History

United Kingdom
- Name: Telegraph
- Builder: John Perry, Wells, and Green, Blackwall
- Launched: c.1804
- Renamed: HMS Rifleman
- Fate: Sold 1809

General characteristics
- Tons burthen: 16210⁄94 (bm)
- Length: 80 ft 2 in (24.4 m) (overall); 61 ft 6+3⁄4 in (18.8 m) (keel)
- Beam: 22 ft 3 in (6.8 m)
- Propulsion: Sails
- Sail plan: Brig
- Complement: 18
- Armament: 4 × 12-pounder carronades

= HMS Rifleman (1804) =

Brig of the Royal Navy

HMS Rifleman was the mercantile brig Telegraph that the Royal Navy purchased in 1804, renamed, and intended for use as a fireship. The Navy sold her in 1809.

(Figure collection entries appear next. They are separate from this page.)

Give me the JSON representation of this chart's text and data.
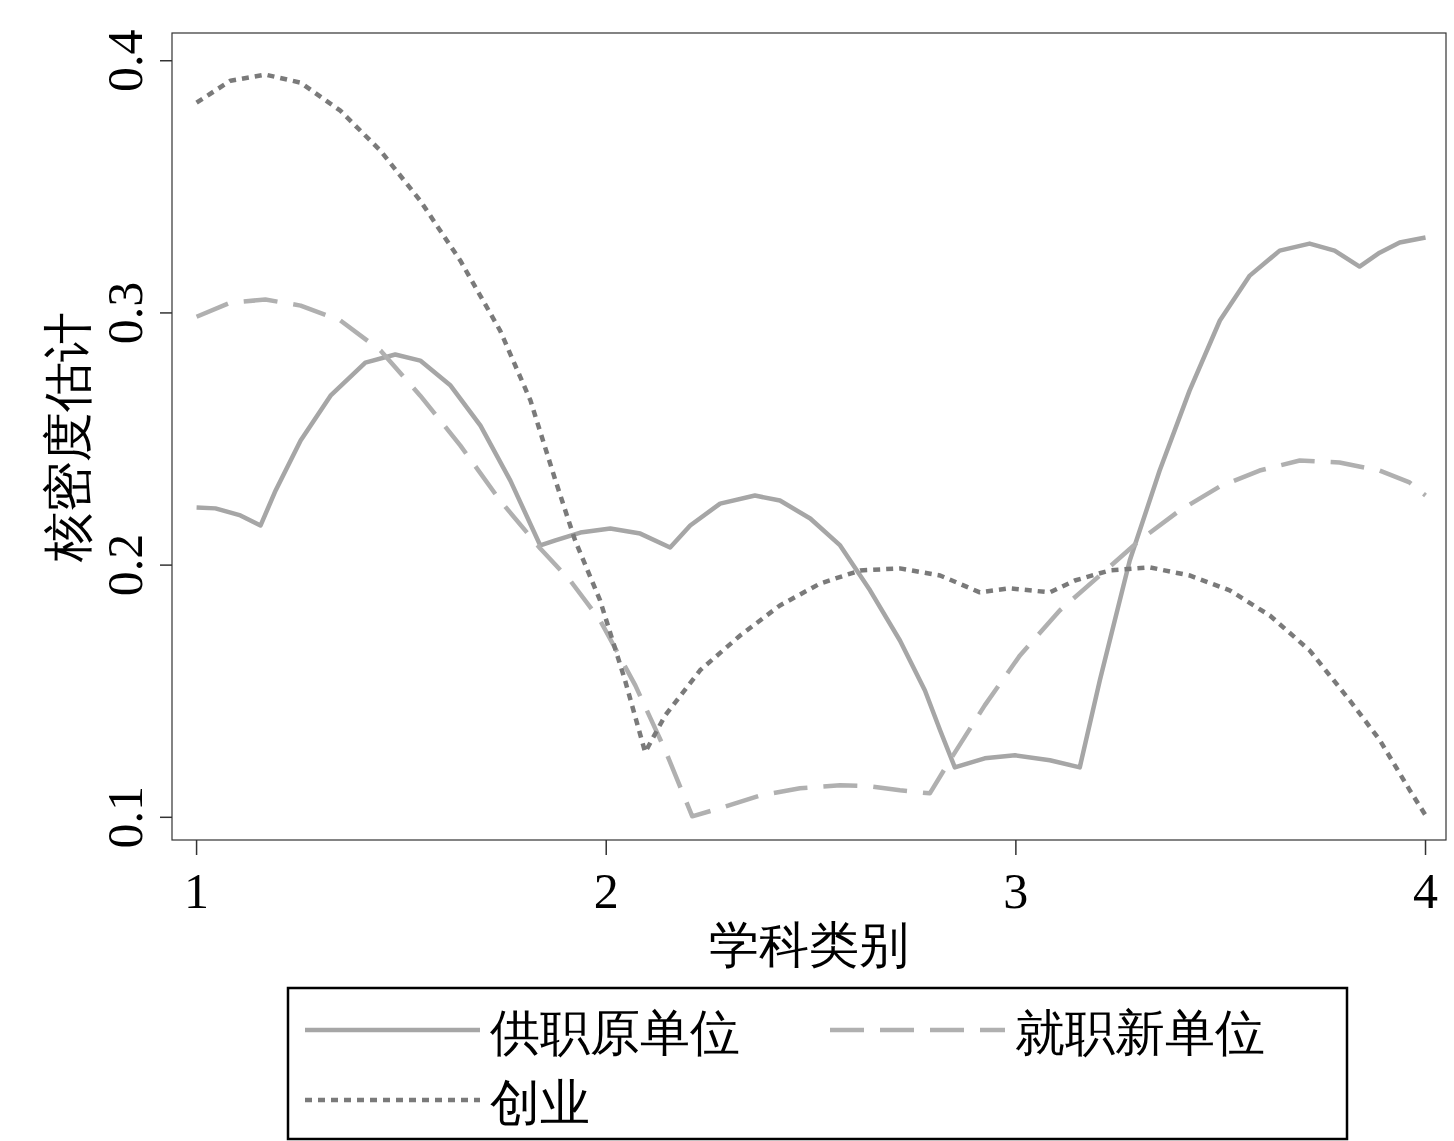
{
  "chart_data": {
    "type": "line",
    "xlabel": "学科类别",
    "ylabel": "核密度估计",
    "xlim": [
      0.94,
      4.05
    ],
    "ylim": [
      0.091,
      0.411
    ],
    "xticks": [
      1,
      2,
      3,
      4
    ],
    "yticks": [
      0.1,
      0.2,
      0.3,
      0.4
    ],
    "grid": false,
    "legend": "bottom",
    "series": [
      {
        "name": "供职原单位",
        "color": "#a6a6a6",
        "line_style": "solid",
        "x": [
          1.0,
          1.046,
          1.107,
          1.156,
          1.193,
          1.254,
          1.327,
          1.412,
          1.485,
          1.546,
          1.62,
          1.693,
          1.766,
          1.839,
          1.876,
          1.937,
          2.01,
          2.083,
          2.156,
          2.205,
          2.278,
          2.363,
          2.424,
          2.498,
          2.571,
          2.644,
          2.717,
          2.778,
          2.815,
          2.851,
          2.924,
          2.998,
          3.083,
          3.156,
          3.205,
          3.278,
          3.351,
          3.424,
          3.498,
          3.571,
          3.644,
          3.717,
          3.778,
          3.839,
          3.888,
          3.937,
          4.0
        ],
        "values": [
          0.2228,
          0.2225,
          0.2197,
          0.2157,
          0.2296,
          0.2494,
          0.2672,
          0.2803,
          0.2835,
          0.2811,
          0.2712,
          0.2553,
          0.2335,
          0.2078,
          0.2098,
          0.2129,
          0.2145,
          0.2125,
          0.207,
          0.2157,
          0.2244,
          0.2276,
          0.2256,
          0.2185,
          0.2078,
          0.19,
          0.1701,
          0.1503,
          0.1345,
          0.1198,
          0.1234,
          0.1246,
          0.1226,
          0.1198,
          0.1543,
          0.2018,
          0.2375,
          0.2692,
          0.297,
          0.3148,
          0.3247,
          0.3275,
          0.3247,
          0.3184,
          0.3239,
          0.3279,
          0.3299
        ]
      },
      {
        "name": "就职新单位",
        "color": "#b0b0b0",
        "line_style": "dashed",
        "x": [
          1.0,
          1.083,
          1.168,
          1.254,
          1.351,
          1.449,
          1.546,
          1.644,
          1.741,
          1.839,
          1.912,
          1.985,
          2.071,
          2.144,
          2.21,
          2.278,
          2.376,
          2.473,
          2.571,
          2.644,
          2.717,
          2.79,
          2.839,
          2.924,
          3.01,
          3.107,
          3.205,
          3.302,
          3.4,
          3.498,
          3.595,
          3.693,
          3.79,
          3.888,
          3.961,
          4.0
        ],
        "values": [
          0.2985,
          0.3041,
          0.3053,
          0.3029,
          0.297,
          0.2851,
          0.2672,
          0.2474,
          0.2256,
          0.2066,
          0.1939,
          0.1781,
          0.1523,
          0.1266,
          0.1004,
          0.1036,
          0.1087,
          0.1115,
          0.1127,
          0.1123,
          0.1107,
          0.1095,
          0.1226,
          0.1444,
          0.1642,
          0.182,
          0.1959,
          0.2098,
          0.2217,
          0.2312,
          0.2375,
          0.2415,
          0.2407,
          0.2375,
          0.2328,
          0.2276
        ]
      },
      {
        "name": "创业",
        "color": "#7a7a7a",
        "line_style": "dotted",
        "x": [
          1.0,
          1.083,
          1.168,
          1.254,
          1.351,
          1.449,
          1.546,
          1.644,
          1.741,
          1.815,
          1.876,
          1.924,
          1.985,
          2.046,
          2.095,
          2.144,
          2.229,
          2.327,
          2.424,
          2.522,
          2.62,
          2.717,
          2.815,
          2.912,
          2.985,
          3.083,
          3.144,
          3.229,
          3.327,
          3.424,
          3.522,
          3.62,
          3.717,
          3.815,
          3.888,
          3.961,
          4.0
        ],
        "values": [
          0.3834,
          0.3921,
          0.3945,
          0.3913,
          0.3802,
          0.3643,
          0.3445,
          0.3207,
          0.293,
          0.2653,
          0.2336,
          0.2098,
          0.186,
          0.1543,
          0.1258,
          0.1404,
          0.1583,
          0.1721,
          0.184,
          0.1927,
          0.1979,
          0.1987,
          0.1959,
          0.1892,
          0.1908,
          0.1892,
          0.1939,
          0.1979,
          0.1991,
          0.1959,
          0.19,
          0.18,
          0.1662,
          0.1464,
          0.1307,
          0.1109,
          0.1008
        ]
      }
    ]
  }
}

Between 21 June and 31 August 1804, Rifleman underwent fitting at Deptford. Lieutenant Peter Rigby commissioned her in July. His replacement, in 1806, was Lieutenant William Napier who sailed her on The Downs station. In mid-June, Rifleman detained Industry, Meyer, master, which had been sailing from Amsterdam to Virginia, and sent her into Dover.

The Principal Officers and Commissioners of His Majesty's Navy offered "His Majesty's Gun-Brigs Boxer and Rifleman, lying at Sheerness", for sale on 27 July 1809.